Laura Gatti – Leggo con disincanto le notizie relative agli incontri che i sindacati stanno tenendo settimanalmente al MIUR per stendere il contratto sulla mobilità 2012/2013. Leggo con mestizia l’impegno profuso per evitare la permanenza sulla stessa provincia per 5 anni dei neo immessi in ruolo. Buone intenzioni quanto infruttuose. Sono una fortunata, io. 33 anni, da 7 di ruolo, solo due da “precaria”. Un record leggendo le storie dei miei colleghi. Ma la mobilità è una chimera.
Ho ben valicato il limite dei 3 anni di permanenza sulla stessa provincia e cerco invano il trasferimento da qualche anno. La riforma gelminiana, o per meglio dire i tagli con la parvenza di riforma senza alcuna solida base pedagogica e didattica, hanno significato una notevole riduzione del personale e un numero elevatissimo di “perdenti posto” di ruolo. Nulla al confronto dei precari con il fiato in gola ogni anno nell’attesa di un incarico, supplenza, in corsa per racimolare punti al mercato del sapere in formato dispensa. Nulla di paragonabile.
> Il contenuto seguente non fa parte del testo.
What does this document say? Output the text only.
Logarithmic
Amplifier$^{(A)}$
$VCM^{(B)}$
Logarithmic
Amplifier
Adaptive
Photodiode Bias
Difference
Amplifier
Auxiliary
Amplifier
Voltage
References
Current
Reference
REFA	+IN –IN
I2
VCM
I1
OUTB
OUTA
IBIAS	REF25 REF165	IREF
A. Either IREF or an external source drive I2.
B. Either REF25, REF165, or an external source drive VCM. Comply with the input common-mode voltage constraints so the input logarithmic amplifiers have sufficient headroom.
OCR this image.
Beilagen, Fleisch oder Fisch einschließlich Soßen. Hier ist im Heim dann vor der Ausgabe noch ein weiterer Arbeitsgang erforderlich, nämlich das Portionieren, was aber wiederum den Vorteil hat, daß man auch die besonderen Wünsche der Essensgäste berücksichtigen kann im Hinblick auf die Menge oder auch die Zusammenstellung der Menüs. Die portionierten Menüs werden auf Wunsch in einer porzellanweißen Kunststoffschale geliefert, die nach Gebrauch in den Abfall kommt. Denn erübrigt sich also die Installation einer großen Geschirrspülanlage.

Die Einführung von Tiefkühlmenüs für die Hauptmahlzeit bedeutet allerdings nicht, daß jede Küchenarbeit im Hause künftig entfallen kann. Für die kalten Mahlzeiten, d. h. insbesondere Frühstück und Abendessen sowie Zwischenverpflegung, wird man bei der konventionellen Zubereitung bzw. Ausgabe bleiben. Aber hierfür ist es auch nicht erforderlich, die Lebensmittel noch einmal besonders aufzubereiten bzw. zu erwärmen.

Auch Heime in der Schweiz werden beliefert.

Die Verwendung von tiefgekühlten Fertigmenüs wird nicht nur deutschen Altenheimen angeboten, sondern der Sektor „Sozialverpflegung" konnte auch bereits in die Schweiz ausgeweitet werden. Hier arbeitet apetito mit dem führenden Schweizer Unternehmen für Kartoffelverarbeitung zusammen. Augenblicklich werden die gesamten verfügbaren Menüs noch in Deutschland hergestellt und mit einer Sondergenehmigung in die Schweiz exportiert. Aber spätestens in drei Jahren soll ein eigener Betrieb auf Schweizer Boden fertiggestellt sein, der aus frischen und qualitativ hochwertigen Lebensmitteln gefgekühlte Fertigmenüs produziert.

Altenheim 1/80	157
Nell’istituto scolastico presso il quale presto servizio, nonostante da mesi sia diventata felicemente madre e ho scelto senza esitazione di restare accanto alla mia piccola più tempo possibile e non sia pertanto ancora tornata dietro la cattedra, mi trovo benissimo, nulla da eccepire. Ma con la mia famiglia da poco cresciuta non ce la facciamo più a vivere nella Roma Capitale. Costo della vita inaudito, ritmi incandescenti, stagnazione progettuale perché ostacolata da scarso potere d’acquisto di due giovani docenti. E poi, ancora più forte, il desiderio di tornare ad una vita di provincia, di regalare alla nostra piccola una vita a ritmo umano, la dignità di un tenore di vita senza pretese ma non impoverito dal furto liceizzato degli affitti romani. Desiderata frustrati. Prospettive di mobilità assolutamente inesistenti. Alternative sacrificate all’altare del dimensionamento, del risparmio sanatore delle casse malconce del nostro Stato ma che lasciano le nostre tasche e aspettative vuote e spente.
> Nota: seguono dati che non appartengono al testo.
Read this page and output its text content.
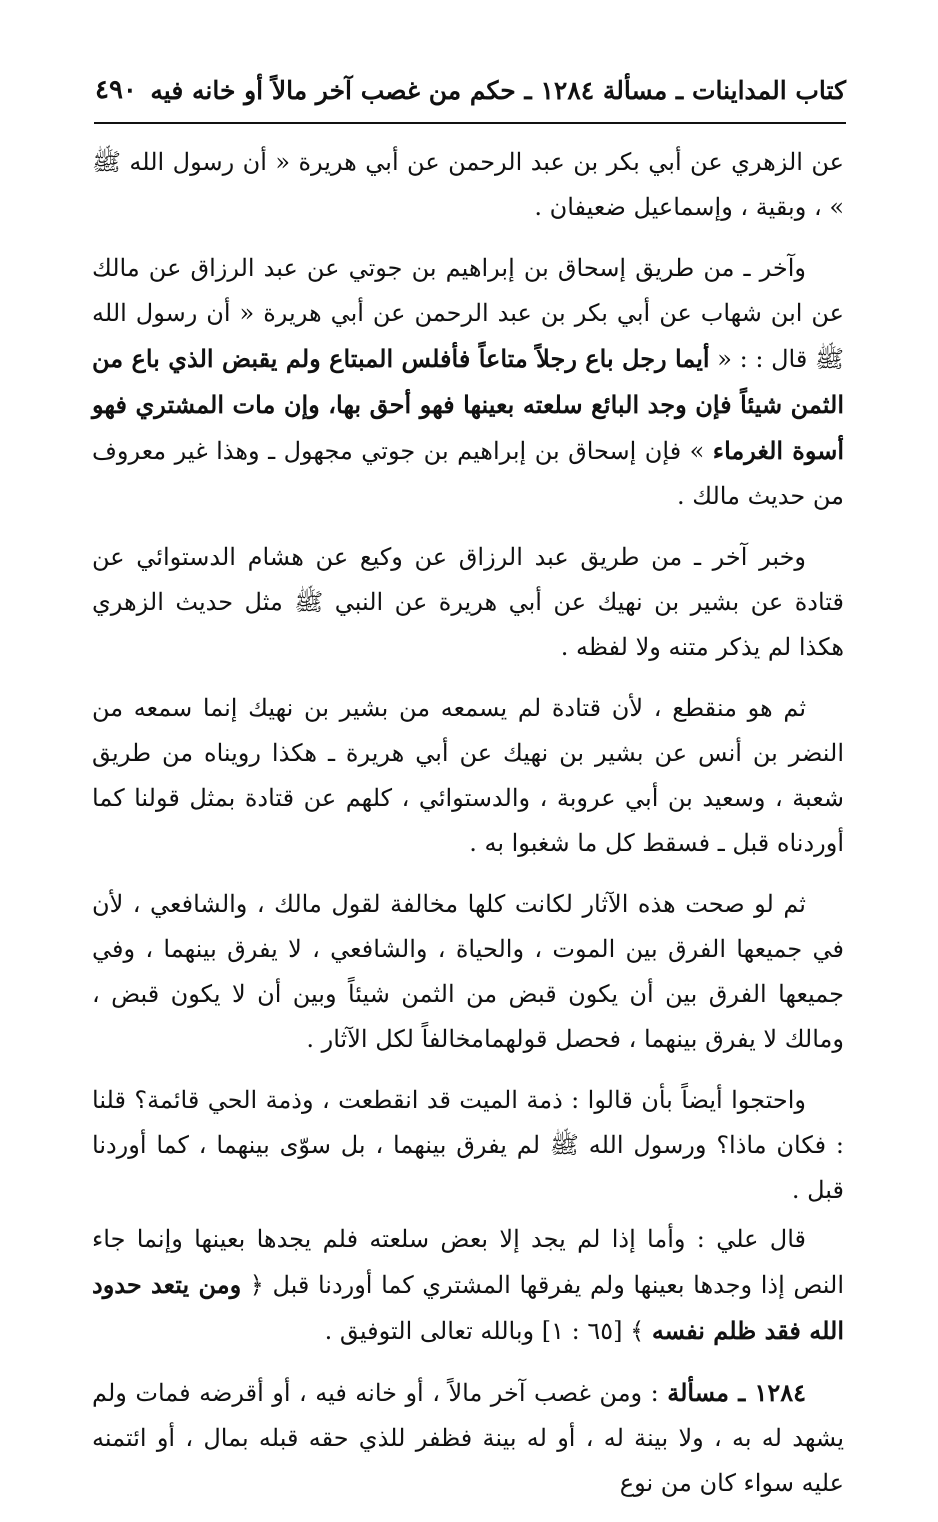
كتاب المداينات ـ مسألة ١٢٨٤ ـ حكم من غصب آخر مالاً أو خانه فيه
٤٩٠

عن الزهري عن أبي بكر بن عبد الرحمن عن أبي هريرة « أن رسول الله ﷺ » ، وبقية ، وإسماعيل ضعيفان .

وآخر ـ من طريق إسحاق بن إبراهيم بن جوتي عن عبد الرزاق عن مالك عن ابن شهاب عن أبي بكر بن عبد الرحمن عن أبي هريرة « أن رسول الله ﷺ قال : : « أيما رجل باع رجلاً متاعاً فأفلس المبتاع ولم يقبض الذي باع من الثمن شيئاً فإن وجد البائع سلعته بعينها فهو أحق بها، وإن مات المشتري فهو أسوة الغرماء » فإن إسحاق بن إبراهيم بن جوتي مجهول ـ وهذا غير معروف من حديث مالك .

وخبر آخر ـ من طريق عبد الرزاق عن وكيع عن هشام الدستوائي عن قتادة عن بشير بن نهيك عن أبي هريرة عن النبي ﷺ مثل حديث الزهري هكذا لم يذكر متنه ولا لفظه .

ثم هو منقطع ، لأن قتادة لم يسمعه من بشير بن نهيك إنما سمعه من النضر بن أنس عن بشير بن نهيك عن أبي هريرة ـ هكذا رويناه من طريق شعبة ، وسعيد بن أبي عروبة ، والدستوائي ، كلهم عن قتادة بمثل قولنا كما أوردناه قبل ـ فسقط كل ما شغبوا به .

ثم لو صحت هذه الآثار لكانت كلها مخالفة لقول مالك ، والشافعي ، لأن في جميعها الفرق بين الموت ، والحياة ، والشافعي ، لا يفرق بينهما ، وفي جميعها الفرق بين أن يكون قبض من الثمن شيئاً وبين أن لا يكون قبض ، ومالك لا يفرق بينهما ، فحصل قولهمامخالفاً لكل الآثار .

واحتجوا أيضاً بأن قالوا : ذمة الميت قد انقطعت ، وذمة الحي قائمة؟ قلنا : فكان ماذا؟ ورسول الله ﷺ لم يفرق بينهما ، بل سوّى بينهما ، كما أوردنا قبل .

قال علي : وأما إذا لم يجد إلا بعض سلعته فلم يجدها بعينها وإنما جاء النص إذا وجدها بعينها ولم يفرقها المشتري كما أوردنا قبل ﴿ ومن يتعد حدود الله فقد ظلم نفسه ﴾ [٦٥ : ١] وبالله تعالى التوفيق .

١٢٨٤ ـ مسألة : ومن غصب آخر مالاً ، أو خانه فيه ، أو أقرضه فمات ولم يشهد له به ، ولا بينة له ، أو له بينة فظفر للذي حقه قبله بمال ، أو ائتمنه عليه سواء كان من نوع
Il mio caso non è isolato: nell’Istituto presso il quale presto servizio, in una zona centralissima di Roma, c’è un elevato tasso di pendolarismo da fuori provincia e fuori regione, numerosi docenti fuori sede costretti a condividere, come da studenti, una casa con dei perfetti sconosciuti, lasciando magari consorti e prole lontani. Perseguono invano il mio stesso obiettivo.
L’ennesimo provvedimento di razionalizzazione fa sfumare un’alternativa possibile: la legge di stabilità 2012 cancella dal territorio nazionale 200 docenti e presidi “comandati”. Avendo già fatto l’esperienza presso una Direzione generale del Miur, intendevo ritentare la carta per una dislocazione periferica. Svanisce anche questa opportunità visto che i 300 sopravvissuti del contingente utilizzato per i compiti connessi con l’autonomia, difficilmente lasciano il passo alle nuove leve (posso darne la certezza vista l’esperienza asfissiante vissuta al MIUR. Ma questo sarebbe un altro, lungo capitolo).
E allora, buon lavoro a sindacati e tecnici del MIUR, aspetto il nuovo modello di domanda di mobilità, online o cartaceo, prenderà solo tanto del mio preziosissimo tempo per poi ritrovarmi il prossimo anno scolastico ancora nella stessa amata sede di servizio.